Homs is south of Hama, which Islamist group HTS and allied fighters captured on Thursday, just days after taking second city Aleppo from the government.
Rebel military commander Hassan Abdel Ghani said in a statement on Telegram on Friday that “our forces continue to march steadily towards the city of Homs.”
He said “hundreds” of fighters who had been forced to leave Homs years ago after the government retook it had returned “to deter Assad’s aggression against their city.”
Homs was once dubbed the “capital of the revolution” because of the large-scale protests in the city when Syria’s uprising began in March 2011.
In the conflict’s early years, Homs saw fierce battles between opposition factions and the Syrian army, which took control of the city in 2014 after fighters withdrew from its devastated Old City under a settlement deal, following two years of siege and bombardment.
Between March and May 2017, thousands were evacuated from Waer, Homs’s last rebel-held neighborhood, allowing regime forces to retake full control.
The city has also seen violence against its Alawite community.

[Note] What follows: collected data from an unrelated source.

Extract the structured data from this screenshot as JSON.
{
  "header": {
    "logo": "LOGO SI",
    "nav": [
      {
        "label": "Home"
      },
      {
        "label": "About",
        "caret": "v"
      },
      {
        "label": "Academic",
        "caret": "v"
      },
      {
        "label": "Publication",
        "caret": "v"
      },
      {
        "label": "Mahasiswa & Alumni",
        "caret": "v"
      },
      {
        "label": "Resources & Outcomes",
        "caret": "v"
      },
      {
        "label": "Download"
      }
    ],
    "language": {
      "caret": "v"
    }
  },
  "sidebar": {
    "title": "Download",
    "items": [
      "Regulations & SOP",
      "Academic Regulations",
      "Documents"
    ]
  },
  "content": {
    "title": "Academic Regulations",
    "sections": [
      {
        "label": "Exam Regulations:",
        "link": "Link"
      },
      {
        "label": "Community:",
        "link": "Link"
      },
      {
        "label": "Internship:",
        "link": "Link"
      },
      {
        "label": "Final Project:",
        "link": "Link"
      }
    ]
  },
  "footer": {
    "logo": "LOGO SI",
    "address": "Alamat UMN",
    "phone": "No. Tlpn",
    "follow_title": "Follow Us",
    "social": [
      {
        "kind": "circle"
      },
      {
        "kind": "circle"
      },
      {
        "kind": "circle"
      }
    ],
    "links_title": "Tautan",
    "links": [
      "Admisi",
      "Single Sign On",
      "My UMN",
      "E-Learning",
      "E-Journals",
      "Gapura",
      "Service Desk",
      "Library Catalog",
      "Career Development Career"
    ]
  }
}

In April 2014, at least 100 people, mostly civilians, were killed in twin attacks in Homs that targeted a majority Alawite neighborhood.
The attacks were claimed by the Al-Nusra Front, the Syrian branch of Al-Qaeda which now HTS leader Abu Mohammed al-Jolani previously led.
Jolani announced his group had cut ties with the jihadists in 2016, and Al-Nusra was dissolved the following year, to be replaced by the key component of HTS.
The Britain-based Observatory had said tens of thousands of Alawite residents were fleeing Homs on Thursday towards the coast, fearing the rebel advance.